Monday, December 10, 2012

Finishing Edges with a Facing - a Tutorial

I have been working on my next two African improvisational pieces, and am so liking finishing the edges with a facing rather than a binding, that I thought I'd show you how it's done. These instructions are also written up in Jean Wells book - Journey to Inspired Art Quilting - which I highly recommend.

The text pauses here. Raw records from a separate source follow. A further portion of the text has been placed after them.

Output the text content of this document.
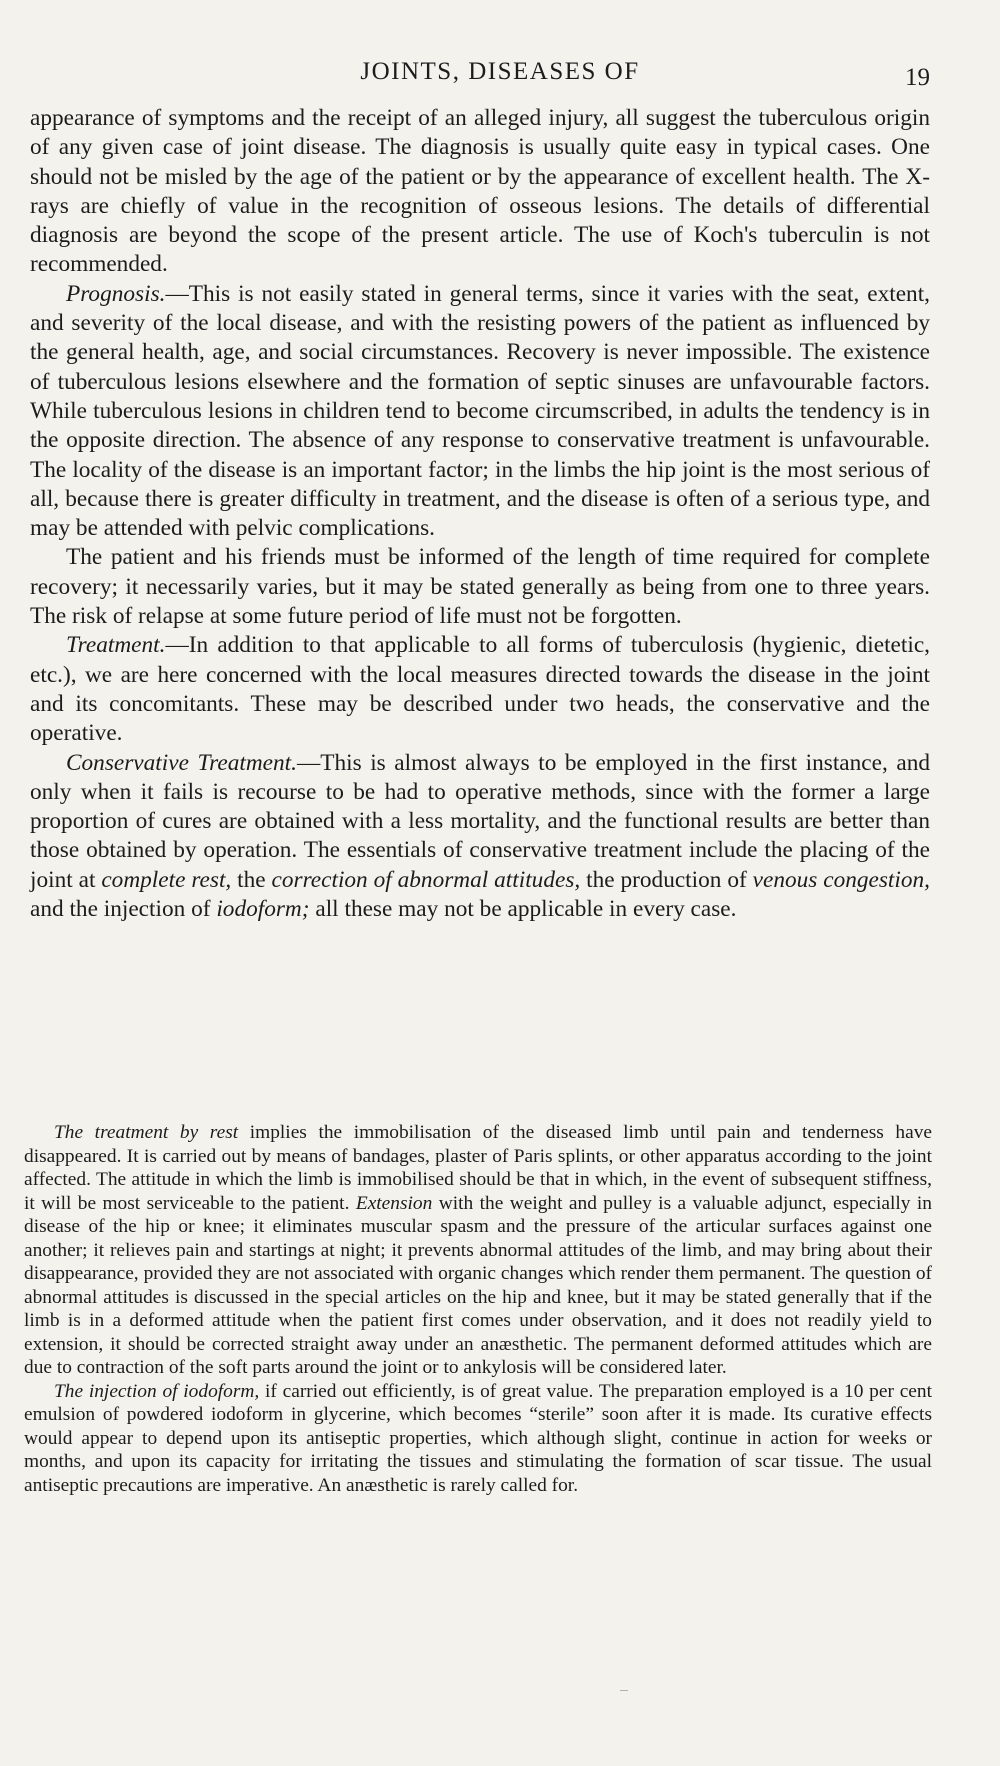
JOINTS, DISEASES OF	19

appearance of symptoms and the receipt of an alleged injury, all suggest the tuberculous origin of any given case of joint disease. The diagnosis is usually quite easy in typical cases. One should not be misled by the age of the patient or by the appearance of excellent health. The X-rays are chiefly of value in the recognition of osseous lesions. The details of differential diagnosis are beyond the scope of the present article. The use of Koch's tuberculin is not recommended.

Prognosis.—This is not easily stated in general terms, since it varies with the seat, extent, and severity of the local disease, and with the resisting powers of the patient as influenced by the general health, age, and social circumstances. Recovery is never impossible. The existence of tuberculous lesions elsewhere and the formation of septic sinuses are unfavourable factors. While tuberculous lesions in children tend to become circumscribed, in adults the tendency is in the opposite direction. The absence of any response to conservative treatment is unfavourable. The locality of the disease is an important factor; in the limbs the hip joint is the most serious of all, because there is greater difficulty in treatment, and the disease is often of a serious type, and may be attended with pelvic complications.

The patient and his friends must be informed of the length of time required for complete recovery; it necessarily varies, but it may be stated generally as being from one to three years. The risk of relapse at some future period of life must not be forgotten.

Treatment.—In addition to that applicable to all forms of tuberculosis (hygienic, dietetic, etc.), we are here concerned with the local measures directed towards the disease in the joint and its concomitants. These may be described under two heads, the conservative and the operative.

Conservative Treatment.—This is almost always to be employed in the first instance, and only when it fails is recourse to be had to operative methods, since with the former a large proportion of cures are obtained with a less mortality, and the functional results are better than those obtained by operation. The essentials of conservative treatment include the placing of the joint at complete rest, the correction of abnormal attitudes, the production of venous congestion, and the injection of iodoform; all these may not be applicable in every case.

The treatment by rest implies the immobilisation of the diseased limb until pain and tenderness have disappeared. It is carried out by means of bandages, plaster of Paris splints, or other apparatus according to the joint affected. The attitude in which the limb is immobilised should be that in which, in the event of subsequent stiffness, it will be most serviceable to the patient. Extension with the weight and pulley is a valuable adjunct, especially in disease of the hip or knee; it eliminates muscular spasm and the pressure of the articular surfaces against one another; it relieves pain and startings at night; it prevents abnormal attitudes of the limb, and may bring about their disappearance, provided they are not associated with organic changes which render them permanent. The question of abnormal attitudes is discussed in the special articles on the hip and knee, but it may be stated generally that if the limb is in a deformed attitude when the patient first comes under observation, and it does not readily yield to extension, it should be corrected straight away under an anæsthetic. The permanent deformed attitudes which are due to contraction of the soft parts around the joint or to ankylosis will be considered later.

The injection of iodoform, if carried out efficiently, is of great value. The preparation employed is a 10 per cent emulsion of powdered iodoform in glycerine, which becomes “sterile” soon after it is made. Its curative effects would appear to depend upon its antiseptic properties, which although slight, continue in action for weeks or months, and upon its capacity for irritating the tissues and stimulating the formation of scar tissue. The usual antiseptic precautions are imperative. An anæsthetic is rarely called for.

1. Piece the quilt top. Layer it with backing and batting and machine and hand quilt as desired. (The fish will be added at the very end, as embellishment can only be done once the facing has been finished.)
2. Trim the edges of the backing and batting so that they line up exactly with the edges of the quilt top, and so that the whole of it is squared off. Using narrow grosgrain ribbon (I found this on rolls at Fabricland - mine is 1/2" wide although Jean Wells recommends 1/4" wide.) Working on the back of the quilt, stitch the ribbon to the back of the quilt, lining up the ribbon edge with the raw edge of the quilt. This reinforces the edge.
 3. Cut two lengths of facing fabric 2 1/2 - 3" wide and the exact length of your quilt. Place these on either side of the quilt. Measure the distance between the two inner edges of the facing.
4.  Cut the top and bottom facings 2 1/2 - 3" wide and the measurement you determined in #3 above, plus 1 inch. So if there is a distance of 4" between the two inner edges of the side facings, you would cut the top and bottom facings 5" long.
5. Place one of the long side facings right sides together with the short top facing. Stitch 1/4" seam allowance from the top edge, stopping and back-tacking 1/4" from the bottom edge of the top facing (as indicated by the lime pencil). Repeat this for the bottom facing. Add the second long facing in the same manner. In other words, all the inner seam stop 1/4" from the inside edge of the facing.
 6. Place the completed facing right sides together on the top of the quilt. All raw edges should be even. Pin in place.
 7. Stitch from the wrong side of the quilt, that is, with the backing facing up, and just inside the grosgrain ribbon. When you have stitched all the way around, trip the corners, being sure to leave a couple of threads after the corner stitching, and turn the entire piece to the right side. I have a chopstick with rounded ends that works well for this.
8. Press the edges. Pin the facing flat and hand-stitch in place. Add the hanging sleeve, if there is to be one, and the label. Add any embellishments.

This method is definitely more labour intensive than a regular binding, but I like the look of it. On my tree pieces, I did this twice - once on the quilt itself and once on the backing quilt, then stitched the two together by hand. Again, more labour intensive, but there are occasions when this kind of binding is just the ticket. If you'd like to see further applications of using facing, again, I would highly recommend Jean's book.

1 comment:

  1. I wish I'd read this before the project I worked on this afternoon! It would have been perfect for what I was doing! That will teach me to own a book and not read it yet!